Ketiga, bagaimana hal-hal bekerja di dalam budaya dan bagaimana perasaan karyawan dan manajer
setiap hari dasar dapat disimpulkan hanya dengan memahami keterkaitan komponen budaya, apa
yang saya telah melabeli “paradigma” budaya di setiap organisasi. Seperti yang diilustrasikan oleh
setiap kasus, untuk memahami paradigma seseorang harus mengidentifikasi baik bagaimana
komponen budaya berinteraksi satu sama lain dan bagaimana mereka berinteraksi dengan
komponen budaya di mana mereka bersarang. perasaan DEC ketidakpedulian terhadap pengurangan
biaya sangat terkait dengan nilai individualistisnya untuk tidak bersedia untuk memecat "orang
baik." Perampingan Ciba-Geigy yang diatur dengan hati-hati tercermin dalam jumlah yang cukup
besar derajat nilai-nilai komunitas Swiss-Jerman dan Basel. EDB mempelajari cara menggabungkan
nilai-nilai tradisional Cina dengan nilai-nilai Barat untuk menciptakan keberhasilannya.

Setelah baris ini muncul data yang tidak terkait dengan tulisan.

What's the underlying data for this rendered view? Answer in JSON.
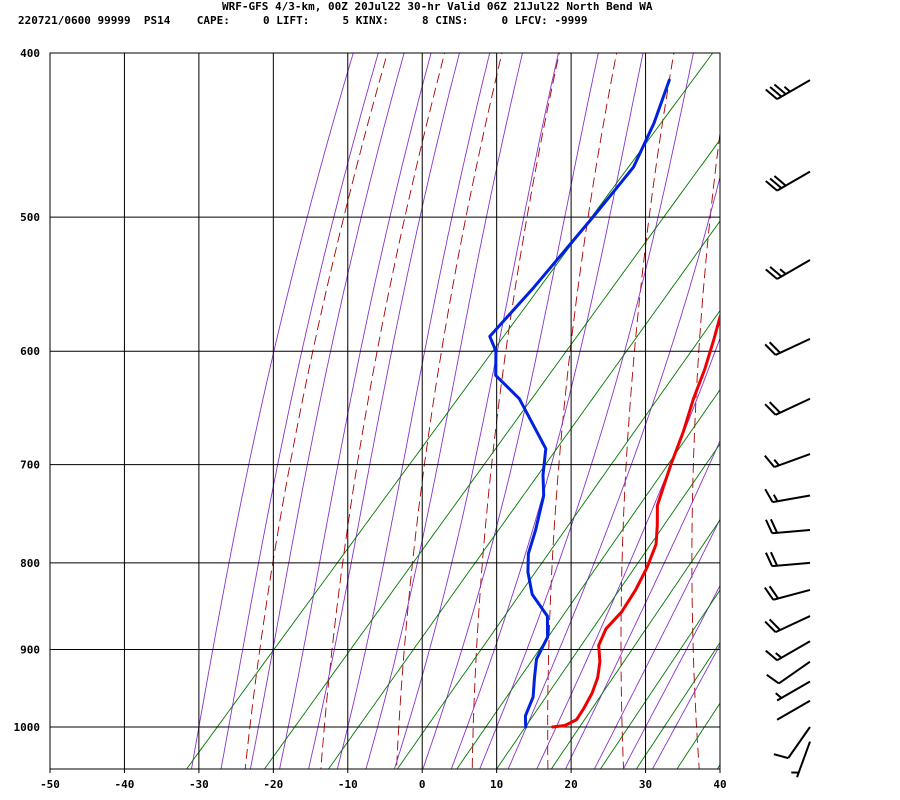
{
  "header": {
    "title": "WRF-GFS 4/3-km, 00Z 20Jul22 30-hr Valid 06Z 21Jul22 North Bend WA",
    "subtitle": "220721/0600 99999  PS14    CAPE:     0 LIFT:     5 KINX:     8 CINS:     0 LFCV: -9999"
  },
  "chart_data": {
    "type": "skew-t sounding",
    "xlim": [
      -50,
      40
    ],
    "ylim": [
      400,
      1040
    ],
    "y_scale": "log",
    "x_ticks": [
      -50,
      -40,
      -30,
      -20,
      -10,
      0,
      10,
      20,
      30,
      40
    ],
    "x_tick_labels": [
      "-50",
      "-40",
      "-30",
      "-20",
      "-10",
      "0",
      "10",
      "20",
      "30",
      "40"
    ],
    "y_ticks": [
      400,
      500,
      600,
      700,
      800,
      900,
      1000
    ],
    "y_tick_labels": [
      "400",
      "500",
      "600",
      "700",
      "800",
      "900",
      "1000"
    ],
    "grid": true,
    "colors": {
      "temperature": "#ee0000",
      "dewpoint": "#0022dd",
      "dry_adiabat": "#aa0000",
      "moist_adiabat": "#8833cc",
      "mixing_ratio": "#007700",
      "grid": "#000000"
    },
    "series": [
      {
        "key": "temperature",
        "points": [
          [
            1000,
            17.5
          ],
          [
            998,
            19.0
          ],
          [
            990,
            19.9
          ],
          [
            975,
            19.6
          ],
          [
            955,
            19.0
          ],
          [
            935,
            18.0
          ],
          [
            915,
            16.5
          ],
          [
            895,
            14.5
          ],
          [
            875,
            13.6
          ],
          [
            855,
            13.8
          ],
          [
            830,
            13.2
          ],
          [
            805,
            12.2
          ],
          [
            780,
            10.8
          ],
          [
            760,
            8.8
          ],
          [
            740,
            6.6
          ],
          [
            720,
            5.2
          ],
          [
            700,
            3.8
          ],
          [
            670,
            1.8
          ],
          [
            640,
            -0.6
          ],
          [
            615,
            -2.4
          ],
          [
            590,
            -4.6
          ],
          [
            560,
            -7.5
          ],
          [
            530,
            -10.0
          ],
          [
            500,
            -13.6
          ],
          [
            470,
            -17.6
          ],
          [
            440,
            -22.0
          ],
          [
            415,
            -26.4
          ]
        ]
      },
      {
        "key": "dewpoint",
        "points": [
          [
            1000,
            13.9
          ],
          [
            985,
            12.6
          ],
          [
            960,
            11.5
          ],
          [
            935,
            9.5
          ],
          [
            912,
            7.7
          ],
          [
            885,
            6.7
          ],
          [
            860,
            4.3
          ],
          [
            835,
            -0.2
          ],
          [
            810,
            -3.3
          ],
          [
            790,
            -5.3
          ],
          [
            765,
            -7.0
          ],
          [
            730,
            -9.8
          ],
          [
            710,
            -12.2
          ],
          [
            685,
            -14.8
          ],
          [
            665,
            -18.8
          ],
          [
            640,
            -24.0
          ],
          [
            620,
            -29.8
          ],
          [
            600,
            -32.5
          ],
          [
            588,
            -35.0
          ],
          [
            550,
            -34.6
          ],
          [
            520,
            -34.6
          ],
          [
            500,
            -34.6
          ],
          [
            480,
            -34.7
          ],
          [
            467,
            -34.8
          ],
          [
            440,
            -37.0
          ],
          [
            415,
            -39.8
          ]
        ]
      }
    ],
    "wind_barbs": [
      {
        "pressure": 415,
        "direction_deg": 240,
        "speed_kt": 35
      },
      {
        "pressure": 470,
        "direction_deg": 240,
        "speed_kt": 30
      },
      {
        "pressure": 530,
        "direction_deg": 240,
        "speed_kt": 25
      },
      {
        "pressure": 590,
        "direction_deg": 245,
        "speed_kt": 20
      },
      {
        "pressure": 640,
        "direction_deg": 245,
        "speed_kt": 20
      },
      {
        "pressure": 690,
        "direction_deg": 250,
        "speed_kt": 15
      },
      {
        "pressure": 730,
        "direction_deg": 260,
        "speed_kt": 15
      },
      {
        "pressure": 765,
        "direction_deg": 265,
        "speed_kt": 20
      },
      {
        "pressure": 800,
        "direction_deg": 265,
        "speed_kt": 20
      },
      {
        "pressure": 830,
        "direction_deg": 255,
        "speed_kt": 20
      },
      {
        "pressure": 860,
        "direction_deg": 245,
        "speed_kt": 20
      },
      {
        "pressure": 890,
        "direction_deg": 240,
        "speed_kt": 15
      },
      {
        "pressure": 915,
        "direction_deg": 235,
        "speed_kt": 10
      },
      {
        "pressure": 940,
        "direction_deg": 240,
        "speed_kt": 5
      },
      {
        "pressure": 965,
        "direction_deg": 240,
        "speed_kt": 0
      },
      {
        "pressure": 1000,
        "direction_deg": 215,
        "speed_kt": 10
      },
      {
        "pressure": 1020,
        "direction_deg": 200,
        "speed_kt": 5
      }
    ]
  }
}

Keempat, ketika kita mengkaji dinamika evolusi dan perubahan budaya terkelola , kita akan melihat
bahwa strategi dan taktik intervensi yang berhasil membutuhkan pengetahuan yang lebih rinci
tentang budaya elemen dan bagaimana mereka berinteraksi. Kami tidak akan membutuhkan analisis
pada tingkat kompleksitas kasus-kasus ini, tetapi kita akan membutuhkan proses untuk
mengidentifikasi dengan cepat elemen budaya mana yang akan membantu kita mengelolanya
perubahan yang diinginkan dan mana yang akan menghalangi kita dan menjadi target perubahan.
Kami sekarang telah meninjau struktur definisi budaya dan mengilustrasikannya dengan beberapa
kasus terperinci studi. Dinamika budaya tercakup dalam beberapa kasus, dan cara organisasi budaya
yang bersarang dalam budaya makro diilustrasikan. Kita sekarang perlu memahami lebih banyak
tentang caranya untuk memikirkan dan menilai budaya makro tersebut.